Criança da Idade da Pedra foi enterrada com lobos na Finlândia

Daniela Marinho

A forma como uma sociedade trata seus falecidos diz muito sobre sua cultura. Nesse contexto, o túmulo de uma criança da Idade da Pedra chamou a atenção dos pesquisadores por conter, além dos restos mortais da falecida, uma série de itens funerários nada comuns, concedendo o vislumbre de como as práticas funerárias eram feitas naquela época.

Já em 1991, a sepultura de Majoonsuo, no município de Outokumpu ao leste da Finlândia, despertou curiosidade e expectativa dos arqueólogos devido à presença de ocre vermelho brilhante – um tipo de argila rica em ferro. O material é associado à arte rupestre, assim como à ornamentação e sepultamentos.

Restos mortais de criança da Idade da Pedra são achados com outros bens

Ainda em 2018, a Agência Finlandesa do Patrimônio começou a escavar o sítio arqueológico em que restos mortais de uma criança da Idade da Pedra foram descobertos porque ele estava “em risco de destruição”.

O túmulo continha os dentes de uma criança que, com base em uma análise dentária, morreu entre 3 e 10 anos de idade. O solo da região é bastante ácido, por esse motivo, é raro esse tipo de descoberta. A recente pesquisa realizada por análise microscópica foi publicada em setembro na revista científica PLOS One.

Tendo como base a forma trapezoidal de duas pontas de flecha feitas de quartzo, os arqueólogos determinaram que a sepultura data do período Mesolítico, ou Idade Média da Pedra, cerca de 8 mil anos atrás.

Fragmentos revelam como eram realizados os rituais funerários

crianca da idade da pedra
Local do túmulo onde a criança da Idade da Pedra foi enterrada marcado pelo ocre vermelho brilhante numa estrada na Finlândia. Imagem: Kristiina Mannermaa

Além dos vestígios do cadáver, outros itens foram encontrados no mesmo local: alguns fragmentos de penas de pássaros, fios de pelo canino – que podem ter sido de um cachorro ou lobo posicionado aos pés da criança durante o enterro – e fibras de plantas. Além desses itens, foram encontradas duas pontas de flecha de quartzo e dois outros objetos de quartzo, tidos como bens funerários.

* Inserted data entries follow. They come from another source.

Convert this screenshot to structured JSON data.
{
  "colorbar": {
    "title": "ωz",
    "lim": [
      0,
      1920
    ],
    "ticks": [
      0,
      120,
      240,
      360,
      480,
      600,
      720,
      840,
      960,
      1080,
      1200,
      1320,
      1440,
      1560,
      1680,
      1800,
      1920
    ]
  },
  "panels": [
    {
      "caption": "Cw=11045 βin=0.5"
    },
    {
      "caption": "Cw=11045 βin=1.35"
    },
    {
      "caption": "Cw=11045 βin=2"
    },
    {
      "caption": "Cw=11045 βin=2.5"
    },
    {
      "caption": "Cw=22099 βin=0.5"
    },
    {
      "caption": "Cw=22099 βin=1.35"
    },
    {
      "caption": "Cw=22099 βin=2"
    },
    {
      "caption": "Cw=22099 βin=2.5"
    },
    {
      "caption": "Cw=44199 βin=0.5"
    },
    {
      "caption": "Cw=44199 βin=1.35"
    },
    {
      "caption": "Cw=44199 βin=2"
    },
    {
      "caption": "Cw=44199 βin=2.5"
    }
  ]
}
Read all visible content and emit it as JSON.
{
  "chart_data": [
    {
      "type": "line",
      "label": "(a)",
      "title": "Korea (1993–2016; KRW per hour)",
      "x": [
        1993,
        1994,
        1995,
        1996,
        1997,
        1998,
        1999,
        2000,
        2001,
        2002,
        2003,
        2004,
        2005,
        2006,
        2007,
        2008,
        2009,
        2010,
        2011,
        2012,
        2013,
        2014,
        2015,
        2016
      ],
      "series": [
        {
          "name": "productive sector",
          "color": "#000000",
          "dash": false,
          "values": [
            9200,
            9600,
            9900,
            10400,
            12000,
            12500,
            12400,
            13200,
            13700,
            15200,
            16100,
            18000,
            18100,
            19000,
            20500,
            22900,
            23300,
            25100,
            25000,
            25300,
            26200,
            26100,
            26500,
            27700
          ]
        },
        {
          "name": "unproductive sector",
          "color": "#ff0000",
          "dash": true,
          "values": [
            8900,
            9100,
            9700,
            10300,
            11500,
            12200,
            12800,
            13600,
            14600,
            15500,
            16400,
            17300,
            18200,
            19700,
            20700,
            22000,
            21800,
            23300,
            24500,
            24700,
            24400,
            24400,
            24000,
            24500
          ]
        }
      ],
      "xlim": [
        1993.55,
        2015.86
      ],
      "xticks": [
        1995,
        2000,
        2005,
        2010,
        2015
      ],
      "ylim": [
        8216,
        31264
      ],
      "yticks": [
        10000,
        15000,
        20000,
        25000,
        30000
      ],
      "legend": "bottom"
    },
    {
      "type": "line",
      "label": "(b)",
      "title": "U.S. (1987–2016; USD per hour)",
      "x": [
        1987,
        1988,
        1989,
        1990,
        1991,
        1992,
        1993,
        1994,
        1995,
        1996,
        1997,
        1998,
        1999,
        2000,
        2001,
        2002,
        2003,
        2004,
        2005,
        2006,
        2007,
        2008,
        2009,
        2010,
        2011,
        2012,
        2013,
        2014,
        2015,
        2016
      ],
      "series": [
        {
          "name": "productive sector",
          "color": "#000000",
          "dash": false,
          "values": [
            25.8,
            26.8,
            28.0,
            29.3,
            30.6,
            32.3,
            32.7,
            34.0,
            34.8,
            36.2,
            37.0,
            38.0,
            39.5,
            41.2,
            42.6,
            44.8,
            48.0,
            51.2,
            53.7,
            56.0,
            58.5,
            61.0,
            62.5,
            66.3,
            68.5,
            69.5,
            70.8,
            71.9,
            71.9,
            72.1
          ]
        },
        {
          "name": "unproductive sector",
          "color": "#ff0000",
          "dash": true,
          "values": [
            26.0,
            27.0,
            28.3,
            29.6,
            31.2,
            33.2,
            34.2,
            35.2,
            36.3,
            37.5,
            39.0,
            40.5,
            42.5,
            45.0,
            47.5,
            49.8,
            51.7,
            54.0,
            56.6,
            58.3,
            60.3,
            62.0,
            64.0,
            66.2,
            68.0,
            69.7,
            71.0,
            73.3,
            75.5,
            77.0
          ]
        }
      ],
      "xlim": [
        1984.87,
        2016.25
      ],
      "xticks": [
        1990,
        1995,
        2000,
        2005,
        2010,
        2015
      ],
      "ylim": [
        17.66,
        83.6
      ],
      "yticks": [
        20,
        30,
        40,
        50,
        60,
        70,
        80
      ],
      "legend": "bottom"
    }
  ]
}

Kristiina Mannermaa, pesquisadora e professora associada do Departamento de Culturas da Universidade de Helsinque, disse em comunicado que “Cães enterrados com o falecido foram encontrados, por exemplo, em Skateholm, um famoso cemitério no sul da Suécia que remonta a cerca de 7.000 anos […] A descoberta em Majoonsuo é sensacional, embora não haja nada além de pelos do animal ou animais – nem mesmo dentes. Não sabemos nem se é um cachorro ou um lobo.”

Vestígios de penas mais antigos descobertos na Finlândia

Outra descoberta fascinante foi com relação aos 24 pequenos fragmentos de penas – mais antigos já achados na Finlândia – sendo sete deles associados a aves aquáticas. É possível que a criança tenha sido colocada para descansar em uma cama de penas, ou foi envolta em roupas feitas de aves aquáticas, como uma antiga parka ou anoraque, como assinala Ashley Strickland, da CNN.

A principal autora do estudo, Tuija Kirkinen, pesquisadora de pós-doutorado no Departamento de Culturas da Universidade de Helsinque, responsável por realizar a análise dos materiais à base de plantas e animais dentro do solo, disse que “O trabalho é muito lento e realmente fez meu coração pular quando encontrei fragmentos minúsculos de roupas antigas e móveis de sepultura, especialmente na Finlândia, onde todos os ossos não queimados tendem a se decompor”.

Embora o solo seja bastante ácido, as descobertas revelaram um pouco sobre como as sociedades finlandesas enterravam seus mortos: em covas no solo. “Isso tudo nos dá uma visão muito valiosa sobre os hábitos funerários na Idade da Pedra, indicando como as pessoas preparavam a criança para a jornada após a morte”, afirmou Kirkinen.